The new state data show the nine schools had about only 1,750 in the classroom.
That figure counts 109 students at Concrete Roses STEM Academy. The school shut its doors Sept. 20 after the state put it on “financial disciplinary status” and froze its cash. Some of those students may have gone to other charter schools, but CMS has said that many re-enrolled.
Charter schools are public, don’t charge tuition, and are operated with taxpayer money under independent boards. Mecklenburg has 22 charter schools, more than any other county in the state.
Charters receive their first allocations of public dollars in July, a month or so before the school opens, based on their projected enrollment.
In later months, the state adjusts the amount of money given to the school based on how many students actually attend classes.
The state gave the nine new charters a combined initial allotment of $11.6 million, records show. That money was intended to make up a third of their state funding for the year.
Based on the actual number of students attending, the next round of state funding should be less.
CMS had projected that about 13,500 students in the county would attend charter schools this year. Since fewer students enrolled in charter schools and more students enrolled in CMS schools, the district had less money available at the beginning of the year for teachers.
The state should even up with CMS, but district leaders warned this fall there was no guarantee they would be made whole.
Building woes
The General Assembly lifted a long-standing cap on charters in 2011, and dozens of new schools began opening across the state last school year.
The region’s new charters have suffered a number of setbacks since the summer, ranging from difficulty getting their buildings ready to ineffective marketing.
Entrepreneur High, for example, spent the first two months of the school year in a temporary space that didn’t allow for the type of hands-on workshops administrators had promised prospective students.

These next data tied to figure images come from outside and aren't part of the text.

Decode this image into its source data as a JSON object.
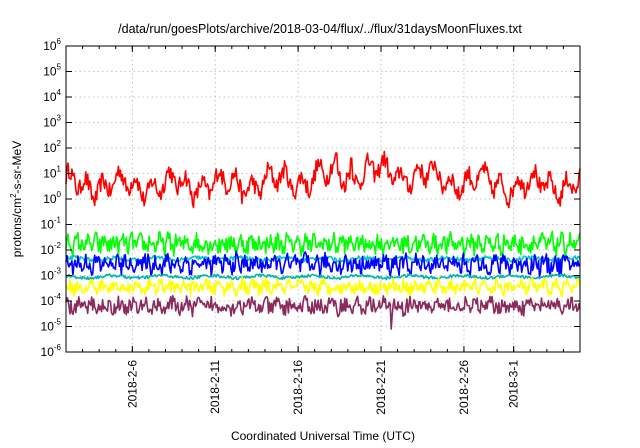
{
  "chart_data": {
    "type": "line",
    "title": "/data/run/goesPlots/archive/2018-03-04/flux/../flux/31daysMoonFluxes.txt",
    "xlabel": "Coordinated Universal Time (UTC)",
    "ylabel_parts": [
      "protons/cm",
      "2",
      "-s-sr-MeV"
    ],
    "yscale": "log",
    "ylim_exp": [
      -6,
      6
    ],
    "ytick_base": "10",
    "ytick_exponents": [
      "-6",
      "-5",
      "-4",
      "-3",
      "-2",
      "-1",
      "0",
      "1",
      "2",
      "3",
      "4",
      "5",
      "6"
    ],
    "xlim_days": [
      0,
      31
    ],
    "xticks": [
      {
        "label": "2018-2-6",
        "day": 4
      },
      {
        "label": "2018-2-11",
        "day": 9
      },
      {
        "label": "2018-2-16",
        "day": 14
      },
      {
        "label": "2018-2-21",
        "day": 19
      },
      {
        "label": "2018-2-26",
        "day": 24
      },
      {
        "label": "2018-3-1",
        "day": 27
      }
    ],
    "grid": true,
    "series": [
      {
        "color": "#ff0000",
        "base_log": 0.55,
        "noise": 0.35,
        "waves": [
          {
            "amp": 0.35,
            "per": 1.0,
            "ph": 0.3
          },
          {
            "amp": 0.25,
            "per": 3.1,
            "ph": 1.1
          }
        ],
        "bump": {
          "center": 18.5,
          "width": 5.0,
          "amp": 0.5
        },
        "spikes": [
          {
            "day": 16.3,
            "log": 1.8
          },
          {
            "day": 17.2,
            "log": 1.6
          }
        ],
        "dips": []
      },
      {
        "color": "#00ff00",
        "base_log": -1.75,
        "noise": 0.35,
        "waves": [
          {
            "amp": 0.15,
            "per": 0.55,
            "ph": 0.0
          }
        ],
        "bump": null,
        "spikes": [],
        "dips": []
      },
      {
        "color": "#00c8c8",
        "base_log": -2.35,
        "noise": 0.08,
        "waves": [
          {
            "amp": 0.05,
            "per": 2.5,
            "ph": 0.4
          }
        ],
        "bump": null,
        "spikes": [],
        "dips": []
      },
      {
        "color": "#0000ff",
        "base_log": -2.55,
        "noise": 0.35,
        "waves": [
          {
            "amp": 0.15,
            "per": 0.6,
            "ph": 1.0
          }
        ],
        "bump": null,
        "spikes": [],
        "dips": []
      },
      {
        "color": "#00b4b4",
        "base_log": -3.05,
        "noise": 0.06,
        "waves": [
          {
            "amp": 0.05,
            "per": 3.0,
            "ph": 2.0
          }
        ],
        "bump": null,
        "spikes": [],
        "dips": []
      },
      {
        "color": "#ffff00",
        "base_log": -3.45,
        "noise": 0.25,
        "waves": [
          {
            "amp": 0.12,
            "per": 0.7,
            "ph": 0.5
          }
        ],
        "bump": null,
        "spikes": [],
        "dips": []
      },
      {
        "color": "#8b2a5c",
        "base_log": -4.2,
        "noise": 0.3,
        "waves": [
          {
            "amp": 0.12,
            "per": 0.8,
            "ph": 1.7
          }
        ],
        "bump": null,
        "spikes": [],
        "dips": [
          {
            "day": 19.6,
            "log": -5.1
          }
        ]
      }
    ]
  }
}
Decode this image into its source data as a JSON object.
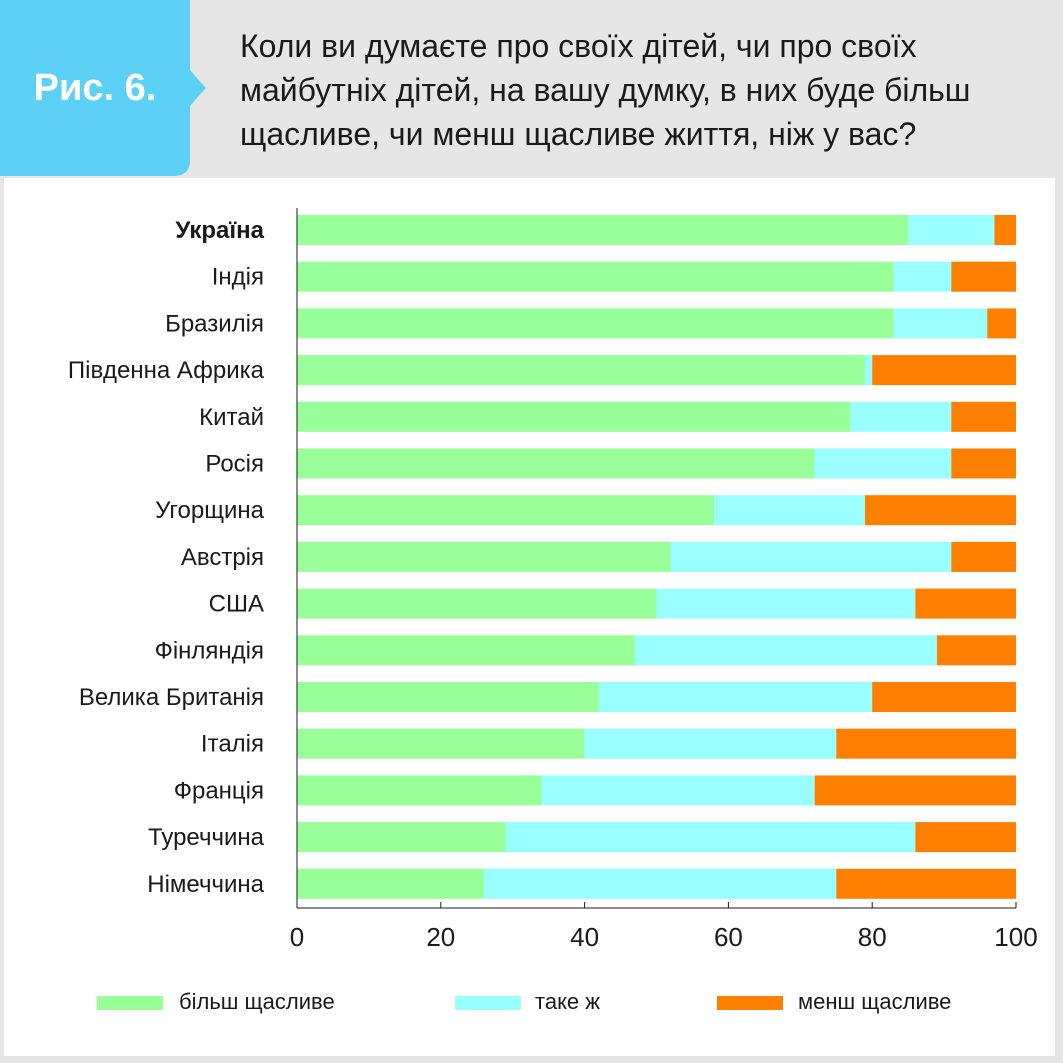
{
  "header": {
    "figure_label": "Рис. 6.",
    "question": "Коли ви думаєте про своїх дітей, чи про своїх майбутніх дітей, на вашу думку, в них буде більш щасливе, чи менш щасливе життя, ніж у вас?"
  },
  "colors": {
    "badge": "#5dd0f5",
    "more_happy": "#99ff99",
    "same": "#99ffff",
    "less_happy": "#ff8000"
  },
  "chart_data": {
    "type": "bar",
    "orientation": "horizontal",
    "stacked": true,
    "categories": [
      "Україна",
      "Індія",
      "Бразилія",
      "Південна Африка",
      "Китай",
      "Росія",
      "Угорщина",
      "Австрія",
      "США",
      "Фінляндія",
      "Велика Британія",
      "Італія",
      "Франція",
      "Туреччина",
      "Німеччина"
    ],
    "highlight_category": "Україна",
    "series": [
      {
        "name": "більш щасливе",
        "color": "#99ff99",
        "values": [
          85,
          83,
          83,
          79,
          77,
          72,
          58,
          52,
          50,
          47,
          42,
          40,
          34,
          29,
          26
        ]
      },
      {
        "name": "таке ж",
        "color": "#99ffff",
        "values": [
          12,
          8,
          13,
          1,
          14,
          19,
          21,
          39,
          36,
          42,
          38,
          35,
          38,
          57,
          49
        ]
      },
      {
        "name": "менш щасливе",
        "color": "#ff8000",
        "values": [
          3,
          9,
          4,
          20,
          9,
          9,
          21,
          9,
          14,
          11,
          20,
          25,
          28,
          14,
          25
        ]
      }
    ],
    "xlim": [
      0,
      100
    ],
    "xticks": [
      0,
      20,
      40,
      60,
      80,
      100
    ],
    "legend_position": "bottom",
    "grid": false
  }
}
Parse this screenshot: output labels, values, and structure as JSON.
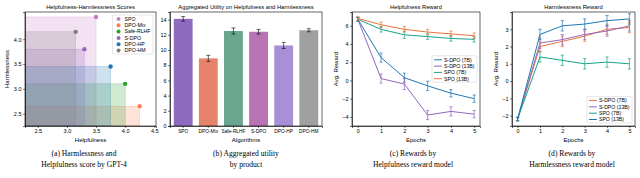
{
  "chart_data": [
    {
      "type": "scatter",
      "title": "Helpfulness-Harmlessness Scores",
      "x_label": "Helpfulness",
      "y_label": "Harmlessness",
      "caption": [
        "(a) Harmlessness and",
        "Helpfulness score by GPT-4"
      ],
      "xlim": [
        2.28,
        4.53
      ],
      "xticks": [
        2.5,
        {
          "value": 3,
          "label": "3.0"
        },
        3.5,
        {
          "value": 4,
          "label": "4.0"
        },
        4.5
      ],
      "ylim": [
        2.25,
        4.55
      ],
      "yticks": [
        2.5,
        {
          "value": 3,
          "label": "3.0"
        },
        3.5,
        {
          "value": 4,
          "label": "4.0"
        }
      ],
      "legend": "upper right",
      "marker": "circle",
      "series": [
        {
          "name": "SPO",
          "color": "#c77cc1",
          "x": [
            3.5
          ],
          "values": [
            4.45
          ]
        },
        {
          "name": "DPO-Mix",
          "color": "#ff7f50",
          "x": [
            4.25
          ],
          "values": [
            2.65
          ]
        },
        {
          "name": "Safe-RLHF",
          "color": "#2ca02c",
          "x": [
            4.0
          ],
          "values": [
            3.1
          ]
        },
        {
          "name": "S-DPO",
          "color": "#9467bd",
          "x": [
            3.3
          ],
          "values": [
            3.8
          ]
        },
        {
          "name": "DPO-HP",
          "color": "#1f77b4",
          "x": [
            3.75
          ],
          "values": [
            3.45
          ]
        },
        {
          "name": "DPO-HM",
          "color": "#7f7f7f",
          "x": [
            3.15
          ],
          "values": [
            4.15
          ]
        }
      ]
    },
    {
      "type": "bar",
      "title": "Aggregated Utility on Helpfulness and Harmlessness",
      "x_label": "Algorithms",
      "caption": [
        "(b) Aggregated utility",
        "by product"
      ],
      "categories": [
        "SPO",
        "DPO-Mix",
        "Safe-RLHF",
        "S-DPO",
        "DPO-HP",
        "DPO-HM"
      ],
      "values": [
        14.1,
        8.9,
        12.5,
        12.4,
        10.6,
        12.6
      ],
      "errors": [
        0.3,
        0.4,
        0.4,
        0.3,
        0.4,
        0.2
      ],
      "colors": [
        "#8e6bbf",
        "#e8836b",
        "#6aa58f",
        "#b873b5",
        "#a98fd6",
        "#a0a0a0"
      ],
      "ylim": [
        0,
        15
      ],
      "yticks": [
        0,
        2,
        4,
        6,
        8,
        10,
        12,
        14
      ]
    },
    {
      "type": "line",
      "title": "Helpfulness Reward",
      "x_label": "Epochs",
      "y_label": "Avg. Reward",
      "caption": [
        "(c) Rewards by",
        "Helpfulness reward model"
      ],
      "x": [
        0,
        1,
        2,
        3,
        4,
        5
      ],
      "xlim": [
        -0.25,
        5.25
      ],
      "xticks": [
        0,
        1,
        2,
        3,
        4,
        5
      ],
      "ylim": [
        -5,
        7.5
      ],
      "yticks": [
        {
          "value": -4,
          "label": "−4"
        },
        {
          "value": -2,
          "label": "−2"
        },
        0,
        2,
        4,
        6
      ],
      "legend": "center right",
      "series": [
        {
          "name": "S-DPO (7B)",
          "color": "#1f77b4",
          "values": [
            6.7,
            2.5,
            0.3,
            -0.6,
            -1.4,
            -2.0
          ],
          "errors": [
            0.2,
            0.5,
            0.5,
            0.5,
            0.4,
            0.4
          ]
        },
        {
          "name": "S-DPO (13B)",
          "color": "#9467bd",
          "values": [
            6.7,
            0.2,
            -0.4,
            -3.8,
            -3.4,
            -3.7
          ],
          "errors": [
            0.2,
            0.5,
            0.6,
            0.5,
            0.5,
            0.4
          ]
        },
        {
          "name": "SPO (7B)",
          "color": "#17a589",
          "values": [
            6.7,
            5.6,
            5.0,
            4.8,
            4.6,
            4.5
          ],
          "errors": [
            0.2,
            0.3,
            0.4,
            0.3,
            0.3,
            0.3
          ]
        },
        {
          "name": "SPO (13B)",
          "color": "#e8743b",
          "values": [
            6.8,
            6.1,
            5.6,
            5.3,
            5.1,
            4.9
          ],
          "errors": [
            0.2,
            0.3,
            0.3,
            0.3,
            0.3,
            0.3
          ]
        }
      ]
    },
    {
      "type": "line",
      "title": "Harmlessness Reward",
      "x_label": "Epochs",
      "y_label": "Avg. Reward",
      "caption": [
        "(d) Rewards by",
        "Harmlessness reward model"
      ],
      "x": [
        0,
        1,
        2,
        3,
        4,
        5
      ],
      "xlim": [
        -0.25,
        5.25
      ],
      "xticks": [
        0,
        1,
        2,
        3,
        4,
        5
      ],
      "ylim": [
        -2.6,
        4.0
      ],
      "yticks": [
        {
          "value": -2,
          "label": "−2"
        },
        {
          "value": -1,
          "label": "−1"
        },
        0,
        1,
        2,
        3
      ],
      "legend": "lower right",
      "series": [
        {
          "name": "S-DPO (7B)",
          "color": "#e8743b",
          "values": [
            -2.2,
            2.0,
            2.3,
            2.6,
            3.0,
            3.1
          ],
          "errors": [
            0.1,
            0.3,
            0.3,
            0.3,
            0.3,
            0.3
          ]
        },
        {
          "name": "S-DPO (13B)",
          "color": "#9467bd",
          "values": [
            -2.2,
            2.2,
            2.4,
            2.7,
            2.9,
            3.2
          ],
          "errors": [
            0.1,
            0.3,
            0.3,
            0.3,
            0.3,
            0.3
          ]
        },
        {
          "name": "SPO (7B)",
          "color": "#17a589",
          "values": [
            -2.2,
            1.4,
            1.2,
            1.0,
            1.1,
            1.0
          ],
          "errors": [
            0.1,
            0.3,
            0.3,
            0.3,
            0.3,
            0.3
          ]
        },
        {
          "name": "SPO (13B)",
          "color": "#1f77b4",
          "values": [
            -2.2,
            2.7,
            3.2,
            3.3,
            3.5,
            3.6
          ],
          "errors": [
            0.1,
            0.3,
            0.3,
            0.3,
            0.3,
            0.3
          ]
        }
      ]
    }
  ]
}
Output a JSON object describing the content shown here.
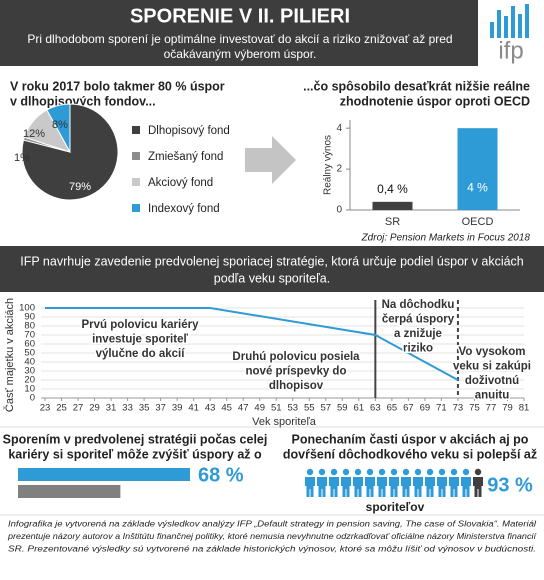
{
  "header": {
    "title": "SPORENIE V II. PILIERI",
    "subtitle": [
      "Pri dlhodobom sporení je optimálne investovať do akcií a riziko znižovať až pred",
      "očakávaným výberom úspor."
    ],
    "logo": "ifp"
  },
  "chart_data": [
    {
      "type": "pie",
      "title": [
        "V roku 2017 bolo takmer 80 % úspor",
        "v dlhopisových fondov..."
      ],
      "categories": [
        "Dlhopisový fond",
        "Zmiešaný fond",
        "Akciový fond",
        "Indexový fond"
      ],
      "values": [
        79,
        1,
        12,
        8
      ],
      "value_labels": [
        "79%",
        "1%",
        "12%",
        "8%"
      ],
      "colors": [
        "#3f3f3f",
        "#8c8c8c",
        "#c9c9c9",
        "#2e9bd6"
      ]
    },
    {
      "type": "bar",
      "title": [
        "...čo spôsobilo desaťkrát nižšie reálne",
        "zhodnotenie úspor oproti OECD"
      ],
      "categories": [
        "SR",
        "OECD"
      ],
      "values": [
        0.4,
        4
      ],
      "value_labels": [
        "0,4 %",
        "4 %"
      ],
      "colors": [
        "#3f3f3f",
        "#2e9bd6"
      ],
      "ylabel": "Reálny výnos",
      "ylim": [
        0,
        4.4
      ],
      "yticks": [
        0,
        2,
        4
      ],
      "source": "Zdroj: Pension Markets in Focus 2018"
    },
    {
      "type": "line",
      "x": [
        23,
        43,
        63,
        73
      ],
      "series": [
        {
          "values": [
            100,
            100,
            70,
            20
          ],
          "color": "#2e9bd6"
        }
      ],
      "xlim": [
        23,
        81
      ],
      "ylim": [
        0,
        100
      ],
      "xticks": [
        23,
        25,
        27,
        29,
        31,
        33,
        35,
        37,
        39,
        41,
        43,
        45,
        47,
        49,
        51,
        53,
        55,
        57,
        59,
        61,
        63,
        65,
        67,
        69,
        71,
        73,
        75,
        77,
        79,
        81
      ],
      "yticks": [
        0,
        10,
        20,
        30,
        40,
        50,
        60,
        70,
        80,
        90,
        100
      ],
      "grid": true,
      "xlabel": "Vek sporiteľa",
      "ylabel": "Časť majetku v akciách",
      "markers": [
        {
          "x": 63,
          "style": "solid"
        },
        {
          "x": 73,
          "style": "dashed"
        }
      ],
      "annotations": [
        [
          "Prvú polovicu kariéry",
          "investuje sporiteľ",
          "výlučne do akcií"
        ],
        [
          "Druhú polovicu posiela",
          "nové príspevky do",
          "dlhopisov"
        ],
        [
          "Na dôchodku",
          "čerpá úspory",
          "a znižuje",
          "riziko"
        ],
        [
          "Vo vysokom",
          "veku si zakúpi",
          "doživotnú",
          "anuitu"
        ]
      ]
    }
  ],
  "banner": [
    "IFP navrhuje zavedenie predvolenej sporiacej stratégie, ktorá určuje podiel úspor v akciách",
    "podľa veku sporiteľa."
  ],
  "bottom_left": {
    "text": [
      "Sporením v predvolenej stratégii počas celej",
      "kariéry si sporiteľ môže zvýšiť úspory až o"
    ],
    "values": [
      168,
      100
    ],
    "colors": [
      "#2e9bd6",
      "#808080"
    ],
    "value": "68 %"
  },
  "bottom_right": {
    "text": [
      "Ponechaním časti úspor v akciách aj po",
      "dovŕšení dôchodkového veku si polepší až"
    ],
    "icons": 15,
    "highlighted": 14,
    "value": "93 %",
    "caption": "sporiteľov"
  },
  "footer": [
    "Infografika je vytvorená na základe výsledkov analýzy IFP „Default strategy in pension saving, The case of Slovakia“. Materiál",
    "prezentuje názory autorov a Inštitútu finančnej politiky, ktoré nemusia nevyhnutne odzrkadľovať oficiálne názory Ministerstva financií",
    "SR. Prezentované výsledky sú vytvorené na základe historických výnosov, ktoré sa môžu líšiť od výnosov v budúcnosti."
  ]
}
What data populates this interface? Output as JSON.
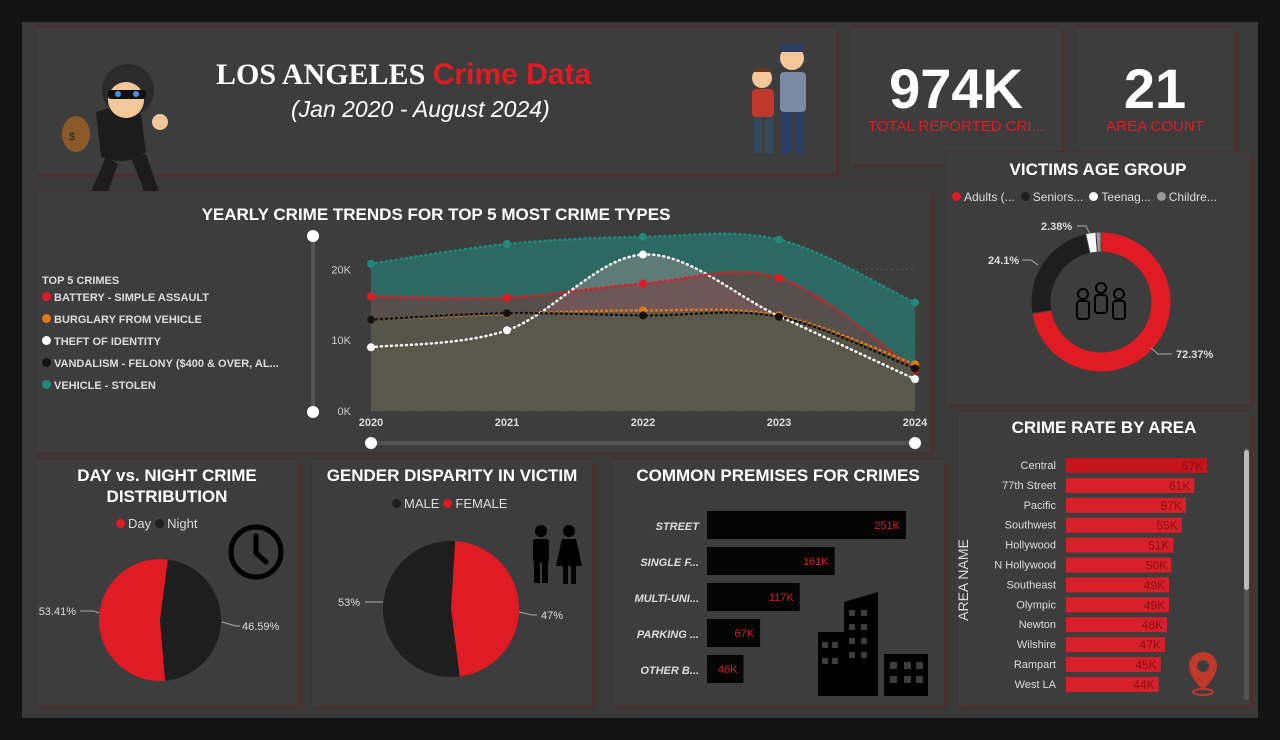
{
  "header": {
    "title_part1": "LOS ANGELES",
    "title_part2": "Crime Data",
    "subtitle": "(Jan 2020 - August 2024)"
  },
  "kpis": [
    {
      "value": "974K",
      "label": "TOTAL REPORTED CRI..."
    },
    {
      "value": "21",
      "label": "AREA COUNT"
    }
  ],
  "colors": {
    "red": "#e01b24",
    "orange": "#e07a1b",
    "white": "#ffffff",
    "black": "#111111",
    "teal": "#1f8a7a"
  },
  "chart_data": [
    {
      "type": "area",
      "title": "YEARLY CRIME TRENDS FOR TOP 5 MOST CRIME TYPES",
      "legend_title": "TOP 5 CRIMES",
      "x": [
        "2020",
        "2021",
        "2022",
        "2023",
        "2024"
      ],
      "ylim": [
        0,
        25000
      ],
      "yticks": [
        "0K",
        "10K",
        "20K"
      ],
      "legend_position": "left",
      "series": [
        {
          "name": "BATTERY - SIMPLE ASSAULT",
          "color": "#e01b24",
          "values": [
            16200,
            16000,
            18000,
            18800,
            5800
          ]
        },
        {
          "name": "BURGLARY FROM VEHICLE",
          "color": "#e07a1b",
          "values": [
            12900,
            13700,
            14200,
            13500,
            6600
          ]
        },
        {
          "name": "THEFT OF IDENTITY",
          "color": "#ffffff",
          "values": [
            9000,
            11400,
            22100,
            13400,
            4500
          ]
        },
        {
          "name": "VANDALISM - FELONY ($400 & OVER, AL...",
          "color": "#111111",
          "values": [
            12900,
            13800,
            13500,
            13300,
            6000
          ]
        },
        {
          "name": "VEHICLE - STOLEN",
          "color": "#1f8a7a",
          "values": [
            20800,
            23600,
            24600,
            24200,
            15300
          ]
        }
      ]
    },
    {
      "type": "pie",
      "title": "VICTIMS AGE GROUP",
      "variant": "donut",
      "legend_position": "top",
      "categories": [
        "Adults (...",
        "Seniors...",
        "Teenag...",
        "Childre..."
      ],
      "values": [
        72.37,
        24.1,
        2.38,
        1.15
      ],
      "labels": [
        "72.37%",
        "24.1%",
        "2.38%"
      ],
      "colors": [
        "#e01b24",
        "#1e1e1e",
        "#ffffff",
        "#9a9a9a"
      ]
    },
    {
      "type": "pie",
      "title": "DAY vs. NIGHT CRIME DISTRIBUTION",
      "legend_position": "top",
      "categories": [
        "Day",
        "Night"
      ],
      "values": [
        53.41,
        46.59
      ],
      "labels": [
        "53.41%",
        "46.59%"
      ],
      "colors": [
        "#e01b24",
        "#1e1e1e"
      ]
    },
    {
      "type": "pie",
      "title": "GENDER DISPARITY IN VICTIM",
      "legend_position": "top",
      "categories": [
        "MALE",
        "FEMALE"
      ],
      "values": [
        53,
        47
      ],
      "labels": [
        "53%",
        "47%"
      ],
      "colors": [
        "#1e1e1e",
        "#e01b24"
      ]
    },
    {
      "type": "bar",
      "title": "COMMON PREMISES FOR CRIMES",
      "orientation": "horizontal",
      "categories": [
        "STREET",
        "SINGLE F...",
        "MULTI-UNI...",
        "PARKING ...",
        "OTHER B..."
      ],
      "values": [
        251,
        161,
        117,
        67,
        46
      ],
      "labels": [
        "251K",
        "161K",
        "117K",
        "67K",
        "46K"
      ]
    },
    {
      "type": "bar",
      "title": "CRIME RATE BY AREA",
      "orientation": "horizontal",
      "ylabel": "AREA NAME",
      "categories": [
        "Central",
        "77th Street",
        "Pacific",
        "Southwest",
        "Hollywood",
        "N Hollywood",
        "Southeast",
        "Olympic",
        "Newton",
        "Wilshire",
        "Rampart",
        "West LA"
      ],
      "values": [
        67,
        61,
        57,
        55,
        51,
        50,
        49,
        49,
        48,
        47,
        45,
        44
      ],
      "labels": [
        "67K",
        "61K",
        "57K",
        "55K",
        "51K",
        "50K",
        "49K",
        "49K",
        "48K",
        "47K",
        "45K",
        "44K"
      ]
    }
  ]
}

Enrollment plummeted and continued to decline as the weeks dragged on, Principal Hans Plotseneder said. While more than 320 students signed up to attend on the school’s website, enrollment came in at just 78, according to Department of Public Instruction figures.
The state sent the school a letter last week identifying “documentation and procedural deficiencies,” primarily in enrollment record keeping. The Department of Public Instruction also sent inspectors to verify the number of students attending. One count last Tuesday found as few as 47 students at school in the morning, the letter states. The state placed the school on probationary status of financial noncompliance.
Entrepreneur High moved into its permanent building, off Central Avenue and Albemarle Road, three weeks ago, Plotseneder said. The school will be able to survive financially, he said, because it does not have to pay rent for its first two years. It has also stopped paying for breakfast, lunch and busing.
Plotseneder said the school hopes to get its enrollment up to 120 for the spring semester. He said he’s planning a day of outreach to the Latino community surrounding the school.
Charlotte Learning Academy, on Scaleybark Road in south Charlotte, has also had trouble meeting enrollment projections. The school expected 400 students in its first year. Instead, it has 145.
The school has had to lay off staff and cut salaries to make the budget work, Chairwoman Pamela Farewell said.
“I think that many people in the Charlotte area are really not too familiar with charter schools and all the things they have to offer,” she said. “At the end of the day, it’s the parents’ decision on where they want to take their kid. And if they don’t know anything about you, they won’t trust you.”
Tax dollars at stake
The charter funding system doesn’t always work perfectly. Concrete Roses, for example, had spent $285,170 before it decided to shut down.
“Starting a charter school is an enormous task,” said Debbie Clary, a former Republican state lawmaker from Cleveland County who now serves on the board of directors of the N.C. Alliance of Public Charter Schools.
She said charter school founders can be passionate about education and knowledgeable about running a classroom, but it would still be difficult to make it without marketing ability and deep pockets backing their efforts.
Clary also said that not giving charter schools money until the month before school hinders their ability to launch. Without money, it’s hard to secure a building. Without a building, it’s hard to recruit students. Without students, the state doesn’t allocate money.
“It’s a chicken and egg thing,” she said. “The system is set up to fail.”